Adsorption and Solvation of Ethanol at the Water Liquid-Vapor Interface: A Molecular Dynamics Study

Michael A. Wilson and Andrew Pohorille

Exobiology Branch
NASA -- Ames Research Center
MS 239-4
Moffett Field, California 94035-1000

Department of Pharmaceutical Chemistry,
University of California, San Francisco,
San Francisco, California 94143

Abstract:

The free energy profiles of methanol and ethanol at the water liquid-vapor interface at 310 K were calculated using molecular dynamics computer simulations. Both alcohols exhibit a pronounced free energy minimum at the interface, and, therefore, have positive adsorption at this interface. The surface excess was computed from the Gibbs adsorption isotherm, and found to be in good agreement with experimental results.
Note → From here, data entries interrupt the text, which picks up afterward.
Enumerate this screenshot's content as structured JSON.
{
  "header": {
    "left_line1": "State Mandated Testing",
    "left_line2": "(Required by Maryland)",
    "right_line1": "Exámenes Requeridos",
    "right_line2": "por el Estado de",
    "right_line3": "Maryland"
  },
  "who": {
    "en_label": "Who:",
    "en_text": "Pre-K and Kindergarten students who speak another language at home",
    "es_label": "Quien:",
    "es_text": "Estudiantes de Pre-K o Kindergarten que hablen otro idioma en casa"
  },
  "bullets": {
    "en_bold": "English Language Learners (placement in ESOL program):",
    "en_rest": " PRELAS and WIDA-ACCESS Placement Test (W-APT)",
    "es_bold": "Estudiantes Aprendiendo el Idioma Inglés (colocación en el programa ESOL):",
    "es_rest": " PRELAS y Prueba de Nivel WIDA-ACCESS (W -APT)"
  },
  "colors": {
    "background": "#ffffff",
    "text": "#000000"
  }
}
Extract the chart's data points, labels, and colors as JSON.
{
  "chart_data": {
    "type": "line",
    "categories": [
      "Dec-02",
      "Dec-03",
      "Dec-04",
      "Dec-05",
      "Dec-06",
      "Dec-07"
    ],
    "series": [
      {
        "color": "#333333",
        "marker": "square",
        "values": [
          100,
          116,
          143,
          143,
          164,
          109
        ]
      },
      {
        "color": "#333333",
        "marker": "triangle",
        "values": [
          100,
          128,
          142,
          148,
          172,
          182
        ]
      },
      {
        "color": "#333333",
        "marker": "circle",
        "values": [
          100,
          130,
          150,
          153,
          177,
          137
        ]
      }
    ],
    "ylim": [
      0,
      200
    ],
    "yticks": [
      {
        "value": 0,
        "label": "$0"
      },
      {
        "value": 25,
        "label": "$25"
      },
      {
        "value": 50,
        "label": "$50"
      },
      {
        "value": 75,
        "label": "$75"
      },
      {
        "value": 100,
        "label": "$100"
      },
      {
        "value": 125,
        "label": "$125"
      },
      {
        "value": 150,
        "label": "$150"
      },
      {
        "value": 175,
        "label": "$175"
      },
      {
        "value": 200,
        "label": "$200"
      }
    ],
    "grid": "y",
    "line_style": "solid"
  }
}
Neither compound exhibits a free energy barrier between the bulk and the surface adsorbed state. Scattering calculations of ethanol molecules from a gas phase thermal distribution indicate that the mass accommodation coefficient is 0.98, and the molecules become thermalized within 10 ps of striking the interface. It was determined that the formation of the solvation structure around the ethanol molecule at the interface is not the rate-determining step in its uptake into water droplets. The motion of an ethanol molecule in a water lamella was followed for 30 ns. The time evolution of the probability distribution of finding an ethanol molecule that was initially located at the interface is very well described by the diffusion equation on the free energy surface.